His courage starts to fail. Dean thought he could accept death, he’s done it so many times before, how different would it be this time? But the pain in Sam’s voice, the tears that start falling immediately... He’s suddenly afraid. 
He can’t leave Sam, what was he thinking?!
“I’m scared,” he whispers. “Don’t leave me.” “Never,” Sam grips his hands tight. “I’m here.”
Every breath is harder than the last. His spine is compressed and the pressure on his brain makes it hard to focus on Sam’s face. He’s cold. He tries not to think of his blood, pooling inside of him, slowly more and more diverted from his heart and brain. 
He tries not to think about how Cas fixed so much worse. He tries not to think about Cas ever. But he imagines Cas appearing in the doorway, trench coat billowing around him in a way that should not be attractive but totally is. He imagines those big blue eyes wide in horror. Cas was always horrified when Dean got hurt. 
Cas, if you can hear me-
No. That isn’t fair. 
Dean stares into his brother’s eyes and wonders what to say. How do you condense a life like theirs into a few moments? Cas had a pretty great final speech. You just gotta talk from the heart. So he talks about that night he went to Stanford, the night everything changed. He talks about how proud of Sam he is; and he makes a few self-deprecating jokes that he wishes he didn’t believe; and he makes Sam promise:
“Let me go, okay? You can let me go.” “Dean-” “Let me go, Sammy.” “Okay. You can go Dean,” Sam holds him tightly, taking more and more of his weight as Dean loses strength and consciousness. “You can go. I’ll be okay. I’ll be okay.”
“I love you so much.”
Dying is different every time you do it. Only a few people know that though. For Dean, this death is painful but quiet. His body shuts down with blood loss and being ripped apart inside, but it manifests as a stillness. The great, yawning abyss of pain in his chest finally fades away as his life does too. The relief is almost worth it. 

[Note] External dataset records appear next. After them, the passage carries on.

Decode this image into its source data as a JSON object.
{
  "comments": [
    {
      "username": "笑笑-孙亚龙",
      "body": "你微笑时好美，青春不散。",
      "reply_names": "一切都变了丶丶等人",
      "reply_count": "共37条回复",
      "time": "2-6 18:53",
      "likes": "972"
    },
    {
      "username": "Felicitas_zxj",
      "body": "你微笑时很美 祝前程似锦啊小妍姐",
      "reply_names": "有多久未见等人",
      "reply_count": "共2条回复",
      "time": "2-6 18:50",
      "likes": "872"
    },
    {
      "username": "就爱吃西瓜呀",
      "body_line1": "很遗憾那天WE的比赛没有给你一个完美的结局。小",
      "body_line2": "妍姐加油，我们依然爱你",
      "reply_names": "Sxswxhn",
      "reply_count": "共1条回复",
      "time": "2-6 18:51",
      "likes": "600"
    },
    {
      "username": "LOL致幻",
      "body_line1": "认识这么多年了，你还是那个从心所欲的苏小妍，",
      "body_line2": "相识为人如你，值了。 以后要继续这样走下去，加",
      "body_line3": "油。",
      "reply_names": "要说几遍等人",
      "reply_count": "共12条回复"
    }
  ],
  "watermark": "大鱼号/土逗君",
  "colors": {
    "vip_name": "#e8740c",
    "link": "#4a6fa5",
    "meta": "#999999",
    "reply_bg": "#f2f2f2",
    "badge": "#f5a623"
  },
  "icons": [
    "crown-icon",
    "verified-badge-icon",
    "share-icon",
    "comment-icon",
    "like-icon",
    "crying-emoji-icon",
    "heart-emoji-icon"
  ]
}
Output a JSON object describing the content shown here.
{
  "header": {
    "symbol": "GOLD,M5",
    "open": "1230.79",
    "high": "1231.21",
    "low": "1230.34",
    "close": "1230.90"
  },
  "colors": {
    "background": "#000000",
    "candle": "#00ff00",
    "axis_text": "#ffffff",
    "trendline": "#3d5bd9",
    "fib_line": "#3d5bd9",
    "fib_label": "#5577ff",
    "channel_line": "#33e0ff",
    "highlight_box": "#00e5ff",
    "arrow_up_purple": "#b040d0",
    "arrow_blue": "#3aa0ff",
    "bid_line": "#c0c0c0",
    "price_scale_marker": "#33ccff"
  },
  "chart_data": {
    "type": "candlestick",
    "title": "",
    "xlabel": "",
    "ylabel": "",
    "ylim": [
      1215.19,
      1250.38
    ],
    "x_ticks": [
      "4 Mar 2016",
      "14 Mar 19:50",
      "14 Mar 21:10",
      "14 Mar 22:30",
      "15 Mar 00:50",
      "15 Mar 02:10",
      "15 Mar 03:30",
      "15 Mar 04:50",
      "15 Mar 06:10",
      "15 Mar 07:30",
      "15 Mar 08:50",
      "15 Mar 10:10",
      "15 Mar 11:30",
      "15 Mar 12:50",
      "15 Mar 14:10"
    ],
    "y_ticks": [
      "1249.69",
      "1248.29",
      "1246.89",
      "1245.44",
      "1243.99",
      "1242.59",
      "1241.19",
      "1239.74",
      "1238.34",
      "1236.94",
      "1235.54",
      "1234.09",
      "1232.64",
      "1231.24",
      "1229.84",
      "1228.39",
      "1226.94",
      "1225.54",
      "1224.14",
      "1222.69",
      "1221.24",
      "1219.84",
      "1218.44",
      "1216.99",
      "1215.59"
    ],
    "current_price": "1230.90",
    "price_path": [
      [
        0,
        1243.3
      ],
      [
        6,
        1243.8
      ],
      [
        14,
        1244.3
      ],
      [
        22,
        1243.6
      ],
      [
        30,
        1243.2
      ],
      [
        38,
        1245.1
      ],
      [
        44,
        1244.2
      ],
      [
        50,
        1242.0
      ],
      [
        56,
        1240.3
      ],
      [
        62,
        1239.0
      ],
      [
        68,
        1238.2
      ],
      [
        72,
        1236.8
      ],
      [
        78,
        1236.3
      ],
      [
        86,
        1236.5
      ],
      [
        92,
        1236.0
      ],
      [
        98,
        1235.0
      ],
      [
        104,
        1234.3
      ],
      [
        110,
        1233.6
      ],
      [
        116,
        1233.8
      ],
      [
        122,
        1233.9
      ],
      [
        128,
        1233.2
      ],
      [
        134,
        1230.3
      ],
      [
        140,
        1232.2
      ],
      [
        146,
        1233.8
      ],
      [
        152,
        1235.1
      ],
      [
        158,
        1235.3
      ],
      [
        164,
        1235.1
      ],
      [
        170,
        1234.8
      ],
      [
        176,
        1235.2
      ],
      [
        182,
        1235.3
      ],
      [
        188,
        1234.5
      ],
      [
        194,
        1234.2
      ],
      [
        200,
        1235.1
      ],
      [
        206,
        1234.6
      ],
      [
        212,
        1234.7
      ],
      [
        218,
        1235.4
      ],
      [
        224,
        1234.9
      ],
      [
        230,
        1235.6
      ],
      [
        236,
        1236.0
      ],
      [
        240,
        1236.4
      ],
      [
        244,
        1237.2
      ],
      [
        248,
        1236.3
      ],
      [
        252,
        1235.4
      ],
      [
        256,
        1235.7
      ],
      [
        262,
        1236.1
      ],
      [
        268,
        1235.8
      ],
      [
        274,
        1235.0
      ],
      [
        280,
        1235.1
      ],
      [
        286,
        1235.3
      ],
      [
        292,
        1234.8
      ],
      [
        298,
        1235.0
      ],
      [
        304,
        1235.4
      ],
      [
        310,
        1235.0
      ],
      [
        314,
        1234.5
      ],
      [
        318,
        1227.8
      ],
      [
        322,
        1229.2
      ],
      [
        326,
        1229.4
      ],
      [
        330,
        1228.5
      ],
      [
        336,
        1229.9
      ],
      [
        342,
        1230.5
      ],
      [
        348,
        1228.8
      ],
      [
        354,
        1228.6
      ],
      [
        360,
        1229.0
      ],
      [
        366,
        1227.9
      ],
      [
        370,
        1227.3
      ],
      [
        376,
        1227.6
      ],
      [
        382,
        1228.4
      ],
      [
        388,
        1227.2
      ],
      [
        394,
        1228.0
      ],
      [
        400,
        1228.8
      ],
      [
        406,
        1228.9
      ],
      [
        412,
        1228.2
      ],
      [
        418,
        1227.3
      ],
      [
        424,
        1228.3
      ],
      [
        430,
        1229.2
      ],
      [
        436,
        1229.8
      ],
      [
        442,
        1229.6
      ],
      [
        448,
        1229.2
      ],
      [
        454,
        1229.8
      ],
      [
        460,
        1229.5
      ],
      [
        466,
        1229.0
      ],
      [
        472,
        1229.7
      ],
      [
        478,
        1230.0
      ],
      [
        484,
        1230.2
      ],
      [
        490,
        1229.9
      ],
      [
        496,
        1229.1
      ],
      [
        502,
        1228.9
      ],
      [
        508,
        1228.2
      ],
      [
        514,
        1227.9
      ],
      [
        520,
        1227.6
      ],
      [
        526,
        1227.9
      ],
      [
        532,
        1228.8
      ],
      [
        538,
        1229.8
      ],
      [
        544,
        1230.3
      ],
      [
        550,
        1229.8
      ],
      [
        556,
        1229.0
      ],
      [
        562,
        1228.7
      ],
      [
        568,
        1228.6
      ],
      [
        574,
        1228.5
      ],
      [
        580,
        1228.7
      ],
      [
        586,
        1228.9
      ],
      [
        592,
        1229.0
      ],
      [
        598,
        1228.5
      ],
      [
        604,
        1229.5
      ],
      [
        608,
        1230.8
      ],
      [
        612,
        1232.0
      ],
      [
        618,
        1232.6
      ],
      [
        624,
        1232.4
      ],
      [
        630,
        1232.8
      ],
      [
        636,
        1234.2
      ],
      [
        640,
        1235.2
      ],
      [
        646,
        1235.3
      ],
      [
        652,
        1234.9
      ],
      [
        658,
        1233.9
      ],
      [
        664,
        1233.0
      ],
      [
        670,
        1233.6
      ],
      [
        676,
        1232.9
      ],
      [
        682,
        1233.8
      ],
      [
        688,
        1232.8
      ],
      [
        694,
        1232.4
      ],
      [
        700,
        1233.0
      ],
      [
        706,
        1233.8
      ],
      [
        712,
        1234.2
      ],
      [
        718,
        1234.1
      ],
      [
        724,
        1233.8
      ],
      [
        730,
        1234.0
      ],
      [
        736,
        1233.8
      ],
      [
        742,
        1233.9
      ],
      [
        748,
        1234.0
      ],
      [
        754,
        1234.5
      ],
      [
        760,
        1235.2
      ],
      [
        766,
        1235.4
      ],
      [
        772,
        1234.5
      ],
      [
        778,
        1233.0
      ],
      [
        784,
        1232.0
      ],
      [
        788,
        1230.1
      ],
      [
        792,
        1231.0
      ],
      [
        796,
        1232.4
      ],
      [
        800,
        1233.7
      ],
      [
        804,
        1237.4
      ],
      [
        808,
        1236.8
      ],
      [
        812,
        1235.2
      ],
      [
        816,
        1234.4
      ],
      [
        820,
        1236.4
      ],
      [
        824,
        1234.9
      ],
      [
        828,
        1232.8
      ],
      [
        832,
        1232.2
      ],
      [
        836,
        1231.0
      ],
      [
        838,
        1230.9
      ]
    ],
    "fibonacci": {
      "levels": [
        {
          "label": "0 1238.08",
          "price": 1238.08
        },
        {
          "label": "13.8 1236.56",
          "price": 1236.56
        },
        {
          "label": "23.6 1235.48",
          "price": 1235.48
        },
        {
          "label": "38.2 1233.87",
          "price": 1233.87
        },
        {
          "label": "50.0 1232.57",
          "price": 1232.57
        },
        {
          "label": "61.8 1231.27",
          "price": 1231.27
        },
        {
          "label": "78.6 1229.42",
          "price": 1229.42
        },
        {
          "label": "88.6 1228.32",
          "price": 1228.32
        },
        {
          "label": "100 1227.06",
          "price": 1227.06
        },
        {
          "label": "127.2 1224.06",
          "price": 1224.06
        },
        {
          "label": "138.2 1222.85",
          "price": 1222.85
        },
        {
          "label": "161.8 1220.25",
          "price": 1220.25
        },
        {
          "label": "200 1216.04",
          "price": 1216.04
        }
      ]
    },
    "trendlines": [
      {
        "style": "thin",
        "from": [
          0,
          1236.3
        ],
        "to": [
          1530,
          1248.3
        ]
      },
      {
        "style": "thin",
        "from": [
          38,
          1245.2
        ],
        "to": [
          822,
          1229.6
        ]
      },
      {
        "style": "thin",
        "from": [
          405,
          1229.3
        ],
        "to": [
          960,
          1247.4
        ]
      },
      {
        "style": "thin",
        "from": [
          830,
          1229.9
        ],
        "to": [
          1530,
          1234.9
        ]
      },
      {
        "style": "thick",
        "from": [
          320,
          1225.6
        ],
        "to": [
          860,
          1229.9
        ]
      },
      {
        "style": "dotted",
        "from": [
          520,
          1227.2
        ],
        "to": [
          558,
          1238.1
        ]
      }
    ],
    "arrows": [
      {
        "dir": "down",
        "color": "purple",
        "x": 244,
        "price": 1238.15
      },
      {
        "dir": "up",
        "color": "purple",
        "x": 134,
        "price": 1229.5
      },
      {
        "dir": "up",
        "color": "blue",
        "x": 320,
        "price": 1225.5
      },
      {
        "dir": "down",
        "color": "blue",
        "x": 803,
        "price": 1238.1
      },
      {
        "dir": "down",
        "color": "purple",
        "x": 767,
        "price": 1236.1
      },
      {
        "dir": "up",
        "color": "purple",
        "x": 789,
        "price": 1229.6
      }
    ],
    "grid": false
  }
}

If he doesn't think about his sobbing brother, holding the last family he has as they die in his arm; if he doesn't think about Miracle waiting for them at home; if he doesn't think about the application for a mechanic’s position on his desk; if he doesn't think about all of the life he planned to live now he was allowed... Yeah, it’s a relief. Not to feel like his heart has been scooped out of his chest every time he sees a couple, every time he sees Cas’ coat in the trunk of his car, every time he turns to make a comment about the dumb show he's watching but the sofa is empty next to him...
Dean knows suicidal, could consider it one of his best friends at this point, but he hesitates to answer whether he tried his best not to die tonight. Was he really bested so easily, or did some part of him allow it? 

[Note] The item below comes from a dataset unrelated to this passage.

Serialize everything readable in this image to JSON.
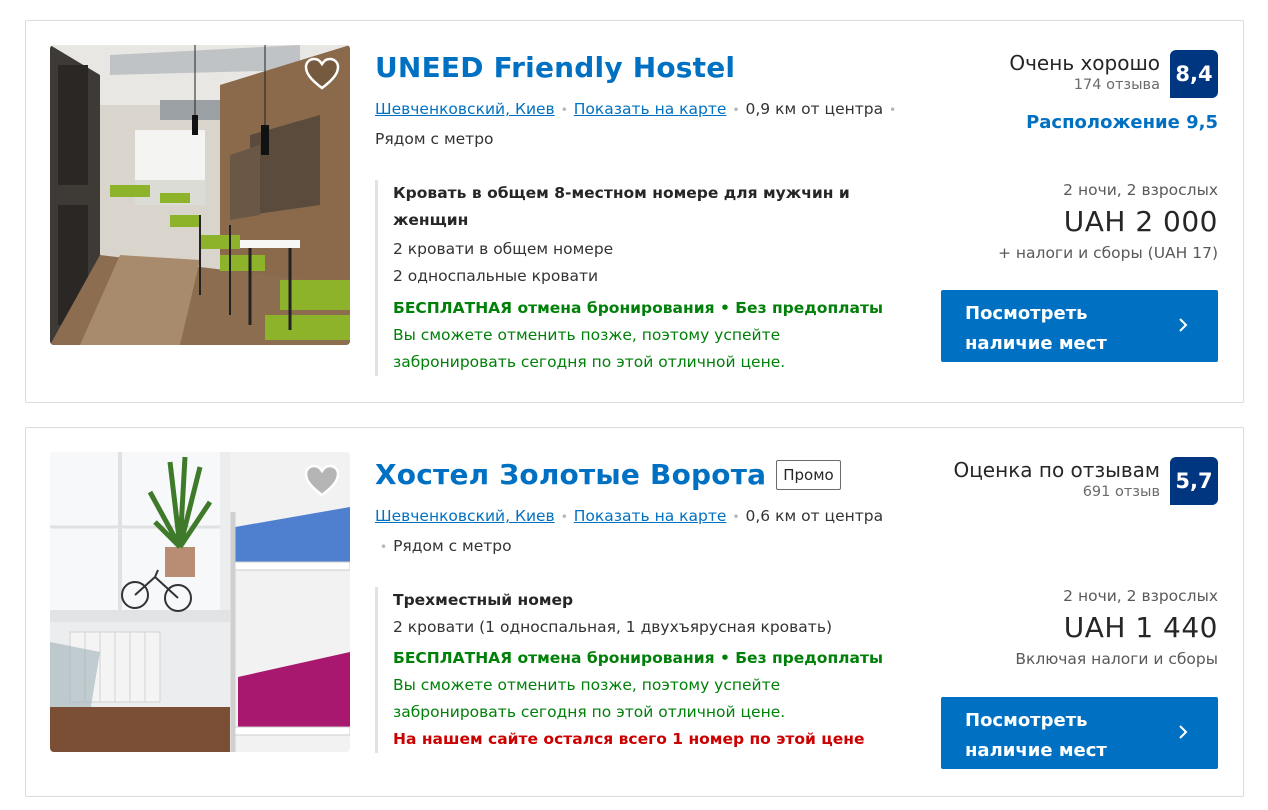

His hands go numb, the last thing he feels with them are Sam’s hands. His head lulls forward and rests on Sam’s shoulder and Dean can’t lift it again. He can’t even speak to apologise. He concentrates on dragging air into his lungs.
Until he can’t.
And so, quietly, unnoticed by the rest of the universe, and with great relief, Dean Winchester slips from life to death for the last time.